Tuesday, June 28, 2016


I came home from the gym this afternoon to find that Margaret had brought into the house a carefully wrapped box with "Fragile" written on it.  She was waiting until I got home to open it.  It was from our friends John and Carol who live near the Canadian Border and also have an apartment  in our San Diego community.  We knew it was good, but had no idea what it was... until we got to a card inside that mentioned hummingbirds... so I knew.  I had written the BLOG piece already, and when you read that bit of writing below which begins with "Atatuck Airport," you will know why I needed the gift.  Wow!  That's the way life is.  Wow!

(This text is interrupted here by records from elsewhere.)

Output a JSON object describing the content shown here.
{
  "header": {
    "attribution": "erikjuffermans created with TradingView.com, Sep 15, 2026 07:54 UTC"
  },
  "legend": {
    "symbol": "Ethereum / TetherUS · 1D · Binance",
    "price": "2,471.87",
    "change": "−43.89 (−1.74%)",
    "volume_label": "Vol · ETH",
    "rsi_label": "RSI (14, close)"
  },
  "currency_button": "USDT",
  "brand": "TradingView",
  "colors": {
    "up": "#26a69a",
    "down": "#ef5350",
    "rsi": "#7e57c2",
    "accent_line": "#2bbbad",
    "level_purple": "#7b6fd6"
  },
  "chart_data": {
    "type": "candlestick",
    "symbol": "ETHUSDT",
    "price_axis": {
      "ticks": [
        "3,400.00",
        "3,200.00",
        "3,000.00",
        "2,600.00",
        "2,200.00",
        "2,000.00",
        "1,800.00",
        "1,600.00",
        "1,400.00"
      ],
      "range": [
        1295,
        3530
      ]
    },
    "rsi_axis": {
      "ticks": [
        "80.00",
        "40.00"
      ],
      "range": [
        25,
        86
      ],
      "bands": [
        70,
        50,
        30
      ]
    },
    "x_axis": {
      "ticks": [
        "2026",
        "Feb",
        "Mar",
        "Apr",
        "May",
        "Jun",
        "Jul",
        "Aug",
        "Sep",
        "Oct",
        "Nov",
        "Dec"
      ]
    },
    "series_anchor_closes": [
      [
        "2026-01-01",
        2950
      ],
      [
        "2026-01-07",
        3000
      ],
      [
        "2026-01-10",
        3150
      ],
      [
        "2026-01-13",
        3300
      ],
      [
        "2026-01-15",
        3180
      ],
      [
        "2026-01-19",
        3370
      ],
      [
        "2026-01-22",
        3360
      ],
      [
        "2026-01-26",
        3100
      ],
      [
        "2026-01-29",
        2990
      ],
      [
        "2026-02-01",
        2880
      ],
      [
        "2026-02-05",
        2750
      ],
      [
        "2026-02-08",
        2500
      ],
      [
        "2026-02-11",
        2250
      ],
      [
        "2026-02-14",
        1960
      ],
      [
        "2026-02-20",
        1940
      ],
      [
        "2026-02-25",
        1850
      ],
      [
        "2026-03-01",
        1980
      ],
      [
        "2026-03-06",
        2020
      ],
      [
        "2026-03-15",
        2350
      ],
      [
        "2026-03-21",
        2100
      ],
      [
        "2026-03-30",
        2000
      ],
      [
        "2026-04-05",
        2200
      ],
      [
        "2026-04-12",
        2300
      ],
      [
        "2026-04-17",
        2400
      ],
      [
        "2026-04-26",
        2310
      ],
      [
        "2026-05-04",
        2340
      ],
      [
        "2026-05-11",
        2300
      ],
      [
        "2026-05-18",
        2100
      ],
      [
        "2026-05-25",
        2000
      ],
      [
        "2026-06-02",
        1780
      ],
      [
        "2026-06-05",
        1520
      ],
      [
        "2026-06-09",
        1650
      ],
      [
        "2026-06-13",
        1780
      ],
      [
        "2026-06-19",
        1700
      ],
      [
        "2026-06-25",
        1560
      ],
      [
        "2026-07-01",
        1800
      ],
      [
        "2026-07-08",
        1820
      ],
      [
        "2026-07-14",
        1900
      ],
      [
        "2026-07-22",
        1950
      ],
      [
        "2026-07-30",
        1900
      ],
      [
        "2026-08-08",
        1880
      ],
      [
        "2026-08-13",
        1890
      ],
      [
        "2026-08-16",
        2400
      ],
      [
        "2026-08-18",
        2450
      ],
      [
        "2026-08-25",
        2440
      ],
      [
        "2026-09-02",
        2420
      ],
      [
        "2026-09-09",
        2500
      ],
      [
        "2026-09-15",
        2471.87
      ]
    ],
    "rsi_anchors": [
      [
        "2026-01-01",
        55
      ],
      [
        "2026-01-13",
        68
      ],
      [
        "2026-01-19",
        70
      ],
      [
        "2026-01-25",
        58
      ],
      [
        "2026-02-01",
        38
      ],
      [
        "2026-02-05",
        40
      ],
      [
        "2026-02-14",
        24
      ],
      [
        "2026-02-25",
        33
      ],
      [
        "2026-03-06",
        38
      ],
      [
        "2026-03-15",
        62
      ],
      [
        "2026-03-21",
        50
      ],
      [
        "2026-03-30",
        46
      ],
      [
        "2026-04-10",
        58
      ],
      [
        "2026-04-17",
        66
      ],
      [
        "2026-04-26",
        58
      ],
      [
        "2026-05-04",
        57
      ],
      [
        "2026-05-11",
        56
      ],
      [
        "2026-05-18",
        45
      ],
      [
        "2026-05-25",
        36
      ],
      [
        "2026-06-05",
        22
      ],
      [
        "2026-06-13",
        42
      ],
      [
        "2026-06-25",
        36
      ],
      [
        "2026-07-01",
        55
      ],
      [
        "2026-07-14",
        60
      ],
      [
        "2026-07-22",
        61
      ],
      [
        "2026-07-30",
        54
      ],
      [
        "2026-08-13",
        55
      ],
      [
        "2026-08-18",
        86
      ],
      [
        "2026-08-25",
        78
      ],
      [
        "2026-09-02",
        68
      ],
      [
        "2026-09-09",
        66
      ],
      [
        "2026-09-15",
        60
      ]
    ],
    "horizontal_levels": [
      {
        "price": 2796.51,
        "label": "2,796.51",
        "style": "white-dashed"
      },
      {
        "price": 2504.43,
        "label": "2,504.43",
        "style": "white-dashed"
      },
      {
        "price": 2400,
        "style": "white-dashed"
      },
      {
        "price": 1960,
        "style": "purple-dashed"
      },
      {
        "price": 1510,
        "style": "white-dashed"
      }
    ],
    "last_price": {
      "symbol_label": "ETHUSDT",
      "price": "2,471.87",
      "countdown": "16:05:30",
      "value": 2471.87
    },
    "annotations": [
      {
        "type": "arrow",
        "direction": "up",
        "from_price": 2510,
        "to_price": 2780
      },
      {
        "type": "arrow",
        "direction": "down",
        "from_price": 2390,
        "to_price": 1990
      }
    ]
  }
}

The AtatuckAirport attack has killed at least thirty people. We'll know more later this evening when the police have finished their job at the terminal.  Margaret and I watched the television report of the attack.  I had watched the Donald Trump TV speech in which he talked with assurance and authority about public safety, and I remembered having driven into the airport in Istanbul a couple of years ago, and I remember how secure the entrance to the airport seemed to be   I wondered as I watched the report of the airport attack and I remembered listening to the Candidate talk this morning, and I wondered how he gets information... about anything... and I wondered what he would say about what happened in Istanbul. He speaks like an expert, no matter what the subject.   Later I wondered how he knows what he says he knows..where he gets his information.  Obviously, he has a crew of people working for him whose job it is to get any information he wants.  When he usually describes a need for protection and a need for security, he is clearly talking about how protection and security measures make him and those who are closest to him more secure.  I admit that I finally got around to reading the June issue of The Atlantic magazine which has a picture of the candidate on the cover. .  I had put off reading the magazine for this month because if didn’t know how to be objective about the first article I would inevitably read, no matter where in the issue the piece was printed.  Of course, this morning I went right to the article, “The Mind of Donald Trump.”  The subtitle is “A psychologist’s guide to an extraordinary personality.”  I read the piece before the attack at Atatuck Airport report came on the TV and after I had heard the candidate speak. 

The analysis section of the CNN account of the Trump speech was interrupted by news from Istanbul about the suicide attack on Atatuck Airport.  As I write this BLOG post, the CNN report continues uninterrupted.  I travel out of America at least once each year, so I am interested in what is being said about any country; and then I remembered how big the world is, and how unlikely I am to be in a crowd that is targeted by people who want to make a statement to the world about how big and how bad they are.  Istanbul is a beautiful city   Of course, I will go back there without any more fear than I feel at the airport in San Diego.  The world is not a place where there are guarantees before we step into a place in it that we will be secure.  Life is insecure.  We are constantly reminded that something “bad” may happen to us at any time.  

So what kind of security or protection guarantee should get our attention.  Of course, there are places in the world where we should not go if we have choices.  Istanbul is not one of them even though it is the big city in the world where there are many Muslims.   If we are tourists we go to Istanbul because the Blue Mosque is there, and we want to see it and other places that were designed to meet the requirements of Islam.  My hope is that people who see the report I am watching will not think they are protected in some special way if they avoid places where they are not likely to find many Muslims.  My family, when my children were still very young, lived in Singapore, where Islam is one of the major religions.  Indonesia, the country with more Muslims than any other country in the world begins with islands very near Singapore.  Malaysia, where Muslims make up a majority of its people, a country that begins just across a causeway to north of the island nation of Singapore, Islam is the State Religion. Our neighbors in Singapore were Indian, Chinese, and Malaysians, and their religions represented all the major religions of the world.  They were good neighbor’s, and their religious affiliations were not a cause for any worry whatsoever.  Of course, I knew more about religious affiliations in America, and if there had been Christians in Singapore who live the way they live in America and routinely threaten people who are not like them, I would have been more worried about my neighbors than I was about my Singaporean neighbors in those days.  


Malaysians are not a threatening people.  Islam is a religion that is built on some of the same history  on which Christianity and Judaism are built.  Religious extremism, when it is a cause of fear in people, should be examined, of course.  to identify all Muslims as people to be feared makes no more sense than to identify Christians who exclude any others from civil security and protection   To know what a mistake it is to identify an ethnic group to isolate and discriminate against we have only to remember the history in our own country of that time when slavery was permitted and when we isolated native people from the “rest of us” by shipping them off to live on reservations.   To live as a discriminator, and isolator, a deliberate keeper out of the mainstream of any class or group of people, is monstrous. To campaign for office by declaring that any group of people is not welcome among us is unthinkable... is un-American.